There was a nice bruise coming on his left side, about halfway up his ribcage, and when he rolled up his pants leg he saw that the knee he had banged on the gravestone was swelling up like a balloon. It had already turned a rotten purple-black, and he supposed that as soon as he stopped flexing it, the joint would become stiff and painfully obdurate—as if it had been dipped in cement. It looked like one of those injuries that might want to converse with him on rainy days for the rest of his life.

He reached out a hand to stroke Church, wanting some sort of comfort, but the cat leaped down from the toilet tank, staggering in that drunken and weirdly unfeline way, and left for some other place. It spared Louis one flat, yellow glance as it went.

There was Ben-Gay in the medicine cabinet. Louis lowered the toilet seat, sat down, and smeared a gob on his bad knee. Then he rubbed some more on the small of his back—a clumsy operation.
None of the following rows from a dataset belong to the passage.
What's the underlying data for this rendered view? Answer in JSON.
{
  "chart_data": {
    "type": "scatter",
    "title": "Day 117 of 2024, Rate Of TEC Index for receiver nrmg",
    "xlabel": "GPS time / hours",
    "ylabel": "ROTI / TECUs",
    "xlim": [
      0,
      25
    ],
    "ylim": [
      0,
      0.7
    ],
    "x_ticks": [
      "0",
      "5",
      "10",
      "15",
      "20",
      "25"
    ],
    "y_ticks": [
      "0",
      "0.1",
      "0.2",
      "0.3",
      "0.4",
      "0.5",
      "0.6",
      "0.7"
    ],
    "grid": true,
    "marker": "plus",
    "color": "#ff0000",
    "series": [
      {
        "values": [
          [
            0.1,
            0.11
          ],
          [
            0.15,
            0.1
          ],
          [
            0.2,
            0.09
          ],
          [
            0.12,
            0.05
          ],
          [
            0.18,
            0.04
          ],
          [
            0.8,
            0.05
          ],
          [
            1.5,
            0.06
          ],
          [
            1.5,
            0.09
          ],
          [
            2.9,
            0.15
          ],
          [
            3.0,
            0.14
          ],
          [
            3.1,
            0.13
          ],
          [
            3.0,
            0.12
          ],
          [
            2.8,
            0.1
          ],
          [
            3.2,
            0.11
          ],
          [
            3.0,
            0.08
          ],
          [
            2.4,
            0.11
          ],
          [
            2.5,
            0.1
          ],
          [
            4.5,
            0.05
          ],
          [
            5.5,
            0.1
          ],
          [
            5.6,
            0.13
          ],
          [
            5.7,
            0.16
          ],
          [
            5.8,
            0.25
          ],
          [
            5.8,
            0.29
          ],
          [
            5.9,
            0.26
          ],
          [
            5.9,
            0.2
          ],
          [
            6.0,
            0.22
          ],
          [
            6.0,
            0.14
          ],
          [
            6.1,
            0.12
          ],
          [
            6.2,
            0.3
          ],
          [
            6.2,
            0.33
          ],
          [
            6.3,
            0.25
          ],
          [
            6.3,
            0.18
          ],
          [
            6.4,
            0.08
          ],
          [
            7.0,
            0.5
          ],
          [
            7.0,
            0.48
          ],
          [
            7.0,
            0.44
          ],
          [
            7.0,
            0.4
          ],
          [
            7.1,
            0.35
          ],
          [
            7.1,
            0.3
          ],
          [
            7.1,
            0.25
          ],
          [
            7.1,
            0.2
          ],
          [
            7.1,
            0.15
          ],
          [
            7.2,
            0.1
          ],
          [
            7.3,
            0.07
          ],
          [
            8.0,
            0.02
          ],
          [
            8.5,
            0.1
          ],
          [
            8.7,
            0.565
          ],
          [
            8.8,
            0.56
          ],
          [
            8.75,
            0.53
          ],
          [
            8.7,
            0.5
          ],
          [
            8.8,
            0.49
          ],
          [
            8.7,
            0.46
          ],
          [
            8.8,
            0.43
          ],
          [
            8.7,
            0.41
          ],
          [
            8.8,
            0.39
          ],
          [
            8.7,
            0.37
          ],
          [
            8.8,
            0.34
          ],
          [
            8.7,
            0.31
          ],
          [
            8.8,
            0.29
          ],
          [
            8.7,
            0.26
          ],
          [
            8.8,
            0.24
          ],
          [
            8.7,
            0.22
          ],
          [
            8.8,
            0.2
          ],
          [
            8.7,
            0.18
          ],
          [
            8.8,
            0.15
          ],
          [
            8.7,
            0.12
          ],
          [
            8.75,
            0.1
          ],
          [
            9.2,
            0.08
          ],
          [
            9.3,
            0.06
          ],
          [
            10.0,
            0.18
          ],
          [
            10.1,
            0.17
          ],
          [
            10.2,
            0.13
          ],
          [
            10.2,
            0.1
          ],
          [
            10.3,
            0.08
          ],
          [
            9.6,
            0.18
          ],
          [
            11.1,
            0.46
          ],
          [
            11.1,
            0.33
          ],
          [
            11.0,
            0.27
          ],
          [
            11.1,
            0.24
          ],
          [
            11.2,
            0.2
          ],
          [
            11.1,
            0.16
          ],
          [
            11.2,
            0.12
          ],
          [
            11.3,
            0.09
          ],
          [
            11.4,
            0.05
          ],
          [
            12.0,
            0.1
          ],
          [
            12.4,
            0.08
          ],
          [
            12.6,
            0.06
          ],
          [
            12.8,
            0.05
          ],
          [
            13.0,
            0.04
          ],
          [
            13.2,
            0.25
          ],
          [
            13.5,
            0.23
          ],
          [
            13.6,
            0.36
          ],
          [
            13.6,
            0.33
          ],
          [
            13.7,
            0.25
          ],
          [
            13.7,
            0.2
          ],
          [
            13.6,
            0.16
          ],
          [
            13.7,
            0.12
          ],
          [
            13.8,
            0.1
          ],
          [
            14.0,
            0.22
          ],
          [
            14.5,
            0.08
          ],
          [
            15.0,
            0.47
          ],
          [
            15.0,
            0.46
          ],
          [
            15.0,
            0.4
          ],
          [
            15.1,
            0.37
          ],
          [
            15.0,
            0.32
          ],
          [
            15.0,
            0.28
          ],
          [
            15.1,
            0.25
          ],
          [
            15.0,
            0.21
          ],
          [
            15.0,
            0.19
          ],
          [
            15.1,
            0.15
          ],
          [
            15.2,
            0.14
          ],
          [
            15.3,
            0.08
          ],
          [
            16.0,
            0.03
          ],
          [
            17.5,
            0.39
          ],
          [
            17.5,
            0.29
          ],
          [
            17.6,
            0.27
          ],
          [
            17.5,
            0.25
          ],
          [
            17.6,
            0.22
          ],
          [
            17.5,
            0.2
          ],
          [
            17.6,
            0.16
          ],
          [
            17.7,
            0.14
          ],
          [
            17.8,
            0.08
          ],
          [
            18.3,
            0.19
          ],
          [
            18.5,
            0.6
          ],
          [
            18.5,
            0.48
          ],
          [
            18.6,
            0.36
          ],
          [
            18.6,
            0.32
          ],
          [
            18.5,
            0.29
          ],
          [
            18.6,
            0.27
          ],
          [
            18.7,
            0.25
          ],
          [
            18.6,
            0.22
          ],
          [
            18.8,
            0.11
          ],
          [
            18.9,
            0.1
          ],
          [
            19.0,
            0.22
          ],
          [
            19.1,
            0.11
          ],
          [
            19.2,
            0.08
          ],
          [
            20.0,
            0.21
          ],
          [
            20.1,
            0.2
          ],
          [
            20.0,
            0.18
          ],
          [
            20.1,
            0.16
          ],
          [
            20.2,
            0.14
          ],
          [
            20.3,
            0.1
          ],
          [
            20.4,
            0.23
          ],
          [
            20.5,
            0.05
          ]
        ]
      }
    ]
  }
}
He left the toilet and walked into the living room. He turned on the hall light and stood there at the foot of the stairs for a moment, looking stupidly around. How strange it all
seemed! Here was where he had stood on Christmas Eve when he had given Rachel the sapphire. It had been in the pocket of his robe. There was his chair, where he had done his best to explain the facts of death to Ellie after Norma Crandall's fatal heart attack—facts he had found ultimately unacceptable to himself. The Christmas tree had stood in that corner, Ellie's construction-paper turkey—the one that had reminded Louis of some sort of futuristic crow—had been Scotch-taped in that window, and much earlier the entire room had been empty except for the United Van Lines boxes, filled with their family possessions and trucked across half the country from the Midwest. He remembered thinking that their things looked very insignificant, boxed up like that—a small enough bulwark between his family and the coldness of all the outer world where their names and their family customs were not known.

How strange it all seemed . . . and how he wished they had never heard of the University of Maine, or Ludlow, or Jud and Norma Crandall, or any of it.

He went upstairs and in the bathroom at the top he got the stool, stood on it, and took down the small black bag from on top of the medicine cabinet. He took this into the master bedroom, sat down, and began to rummage through it. Yes, there were syringes in case he needed one, and amid the rolls of surgical tape and surgical scissors and neatly wrapped papers of surgical gut were several ampules of very deadly stuff.

If needed.

Louis snapped the bag shut and put it by the bed. He turned off the overhead light, then lay down, hands behind his head. To lie here on his back, at rest, was exquisite. His thoughts turned to Disney World again. He saw himself in a plain white uniform, driving a white van with the mouse-ears logo on it—nothing to indicate it was a rescue unit on the outside, of course, nothing to scare the paying customers.

Gage was sitting beside him, his skin deeply tanned, the whites of his eyes bluish with health. Here, just to the left, was Goofy, shaking hands with a little boy; the kid was in a trance of wonder. Here was Winnie the Pooh posing with two laughing grandmas in pants suits so a third laughing grandma could snap their pictures; here was a little girl in her best dress crying, “I love you, Tigger! I love you, Tigger!”